União Europeia veta substâncias químicas perigosas em esmaltes de gel e acelera revolução no setor de beleza a partir de setembro de 2025.

Joice Gomes

22 de setembro de 2025 às 09:05

Unhas de gel com os dias contados após proibição.

Unhas de gel com os dias contados após proibição. Imagem de Freepik

A partir de 1º de setembro de 2025, a União Europeia proibiu o uso de duas substâncias químicas presentes em esmaltes e géis para unhas: o óxido de trimetilbenzoil difenilfosfina (TPO) e a dimetiltoluidina (DMTA). Ambas são classificadas como CMR categoria 1B, compostos reconhecidos por apresentarem riscos à fertilidade e ao desenvolvimento fetal, segundo a Comissão Europeia. Essa ação visa proteger consumidores e profissionais da beleza de potenciais danos à saúde.

Impactos para o setor de beleza e consumidores

A proibição vai além da simples retirada do mercado dos produtos atuais: salões precisam descartar ou devolver estoques que contenham essas substâncias imediatamente. Além disso, fabricantes devem reformular seus produtos para oferecer alternativas seguras. A medida gera um impacto direto na rotina dos profissionais, que terão que adaptar equipamentos e técnicas, e também no consumidor, que verá mudanças nas opções disponíveis.

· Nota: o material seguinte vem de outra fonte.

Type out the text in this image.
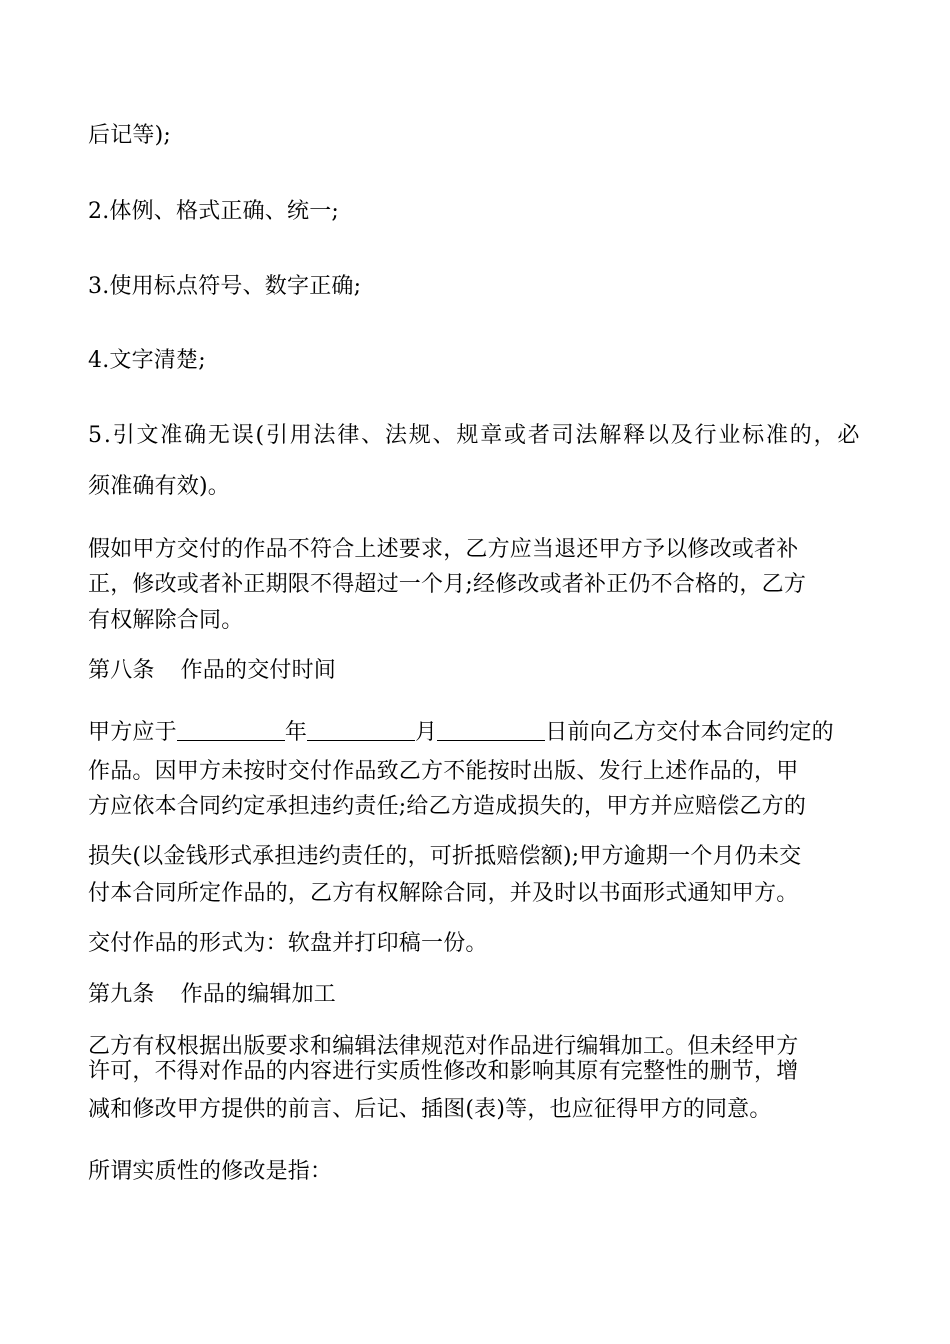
后记等);
2.体例、格式正确、统一;
3.使用标点符号、数字正确;
4.文字清楚;
5 . 引 文 准 确 无 误 ( 引 用 法 律 、 法 规 、 规 章 或 者 司 法 解 释 以 及 行 业 标 准 的 ， 必
须准确有效)。
假如甲方交付的作品不符合上述要求，乙方应当退还甲方予以修改或者补
正，修改或者补正期限不得超过一个月;经修改或者补正仍不合格的，乙方
有权解除合同。
第八条 作品的交付时间
甲方应于	年	月	日前向乙方交付本合同约定的
作品。因甲方未按时交付作品致乙方不能按时出版、发行上述作品的，甲
方应依本合同约定承担违约责任;给乙方造成损失的，甲方并应赔偿乙方的
损失(以金钱形式承担违约责任的，可折抵赔偿额);甲方逾期一个月仍未交
付本合同所定作品的，乙方有权解除合同，并及时以书面形式通知甲方。
交付作品的形式为：软盘并打印稿一份。
第九条 作品的编辑加工
乙方有权根据出版要求和编辑法律规范对作品进行编辑加工。但未经甲方
许可，不得对作品的内容进行实质性修改和影响其原有完整性的删节，增
减和修改甲方提供的前言、后记、插图(表)等，也应征得甲方的同意。
所谓实质性的修改是指：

Importância da medida para a saúde

Estudos indicam que a exposição à TPO e DMTA está associada a efeitos tóxicos para reprodução e possíveis riscos cancerígenos, mesmo que a maior parte das evidências venha de pesquisas com animais. A decisão da UE reflete uma postura preventiva e rigorosa para minimizar riscos, especialmente entre profissionais que lidam com esmaltes diariamente e consumidores frequentes. Consequentemente, a regulamentação reforça o vínculo entre estética e segurança.

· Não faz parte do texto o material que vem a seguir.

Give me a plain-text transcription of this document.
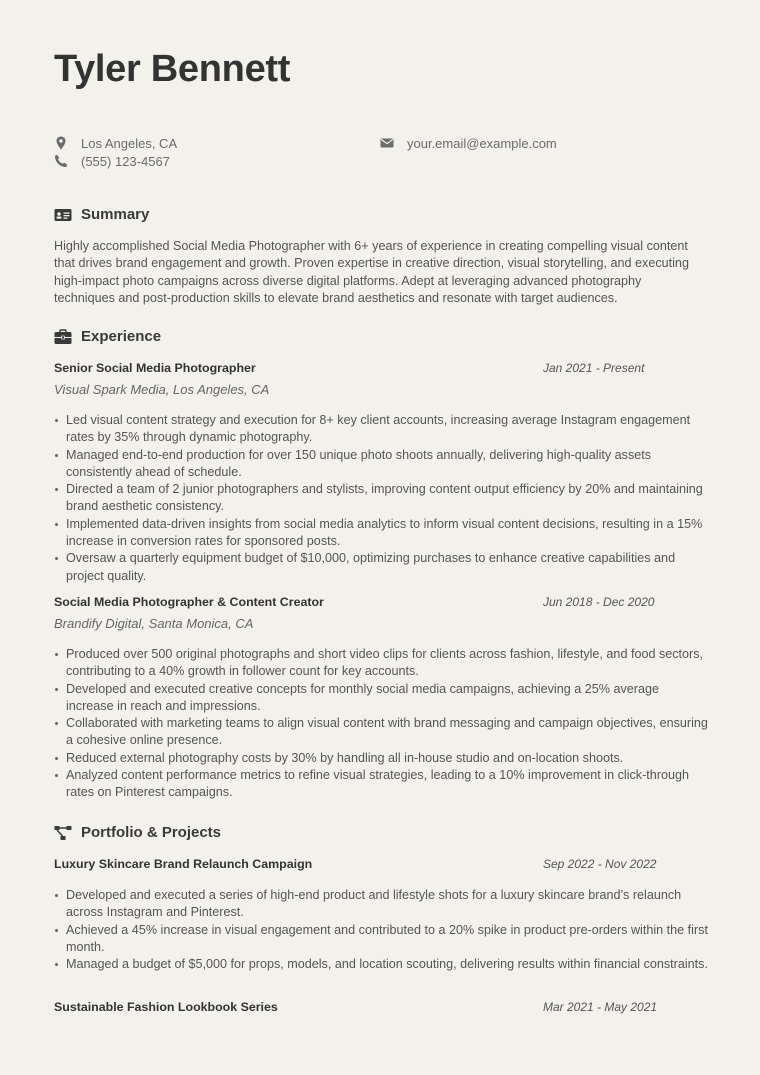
Tyler Bennett
Los Angeles, CA	your.email@example.com
(555) 123-4567
Summary

Highly accomplished Social Media Photographer with 6+ years of experience in creating compelling visual content that drives brand engagement and growth. Proven expertise in creative direction, visual storytelling, and executing high-impact photo campaigns across diverse digital platforms. Adept at leveraging advanced photography techniques and post-production skills to elevate brand aesthetics and resonate with target audiences.

Experience
Senior Social Media Photographer	Jan 2021 - Present
Visual Spark Media, Los Angeles, CA
Led visual content strategy and execution for 8+ key client accounts, increasing average Instagram engagement rates by 35% through dynamic photography.
Managed end-to-end production for over 150 unique photo shoots annually, delivering high-quality assets consistently ahead of schedule.
Directed a team of 2 junior photographers and stylists, improving content output efficiency by 20% and maintaining brand aesthetic consistency.
Implemented data-driven insights from social media analytics to inform visual content decisions, resulting in a 15% increase in conversion rates for sponsored posts.
Oversaw a quarterly equipment budget of $10,000, optimizing purchases to enhance creative capabilities and project quality.
Social Media Photographer & Content Creator	Jun 2018 - Dec 2020
Brandify Digital, Santa Monica, CA
Produced over 500 original photographs and short video clips for clients across fashion, lifestyle, and food sectors, contributing to a 40% growth in follower count for key accounts.
Developed and executed creative concepts for monthly social media campaigns, achieving a 25% average increase in reach and impressions.
Collaborated with marketing teams to align visual content with brand messaging and campaign objectives, ensuring a cohesive online presence.
Reduced external photography costs by 30% by handling all in-house studio and on-location shoots.
Analyzed content performance metrics to refine visual strategies, leading to a 10% improvement in click-through rates on Pinterest campaigns.
Portfolio & Projects
Luxury Skincare Brand Relaunch Campaign	Sep 2022 - Nov 2022
Developed and executed a series of high-end product and lifestyle shots for a luxury skincare brand’s relaunch across Instagram and Pinterest.
Achieved a 45% increase in visual engagement and contributed to a 20% spike in product pre-orders within the first month.
Managed a budget of $5,000 for props, models, and location scouting, delivering results within financial constraints.
Sustainable Fashion Lookbook Series	Mar 2021 - May 2021
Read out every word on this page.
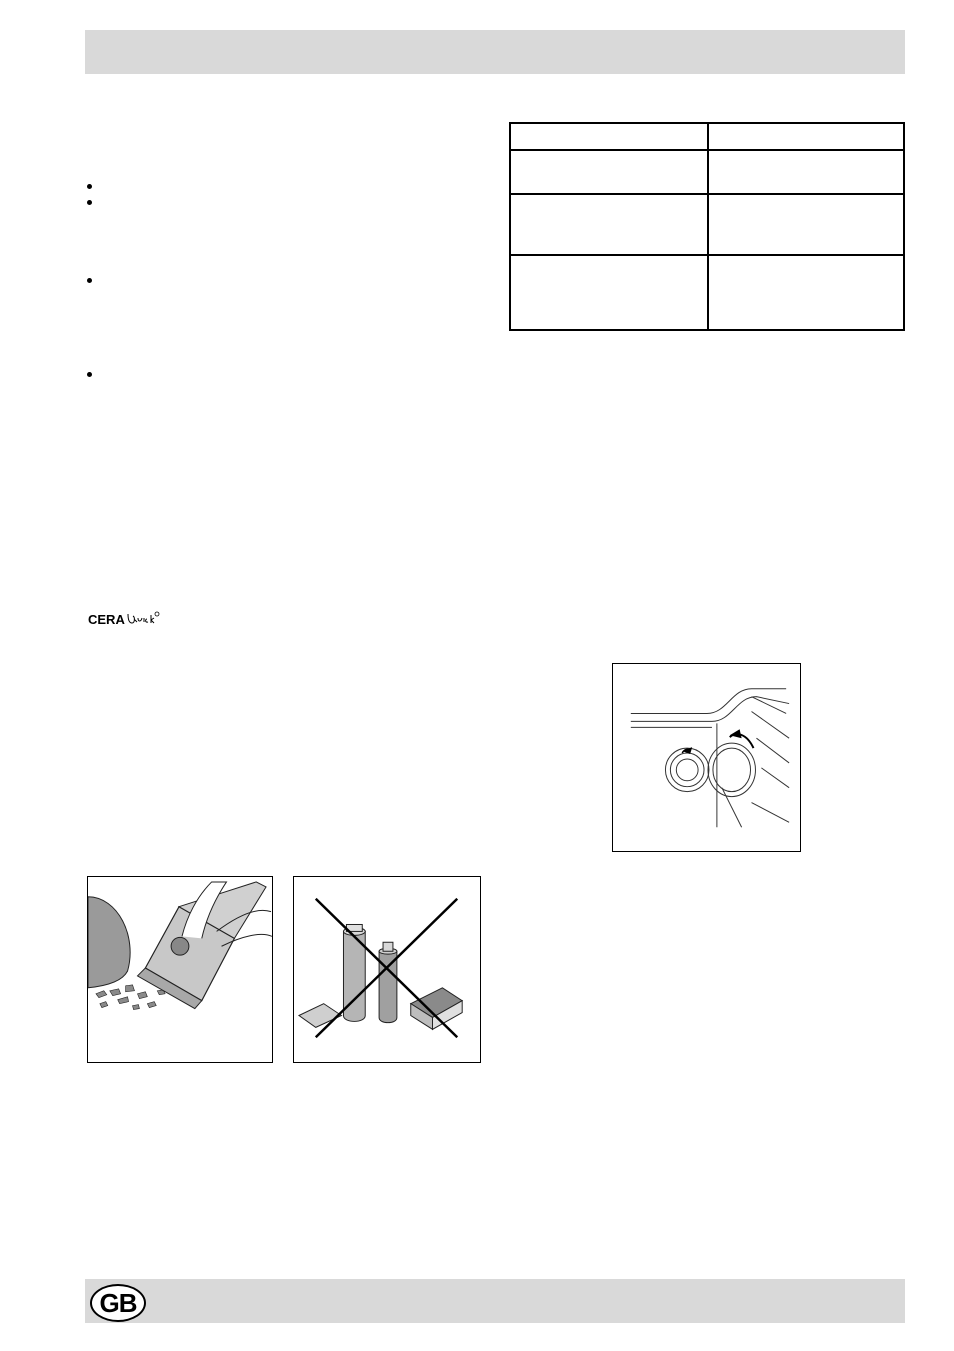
CERA
GB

Alternativas e tendências em cosméticos para unhas

O mercado tem respondido com desenvolvimentos significativos em produtos livres de TPO e DMTA. Marcas estão lançando linhas compatíveis com os novos regulamentos, investindo em fotoiniciadores alternativos e fórmulas seguras. Essa transição também favorece tendências naturais, como o "Nude Look", que traz tons neutros que se adequam tanto ao estilo como às normas de saúde.

Como os salões devem se adaptar

Além de substituir os produtos proibidos, os salões precisam rever o uso dos aparelhos que curam esmaltes, como lâmpadas UV e LED, para garantir compatibilidade com novos produtos. Profissionais devem buscar capacitação sobre as novas fórmulas e protocolos de segurança, garantindo atendimento com qualidade e proteção ao cliente. O descarte adequado dos estoques antigos também é fundamental para cumprir a legislação.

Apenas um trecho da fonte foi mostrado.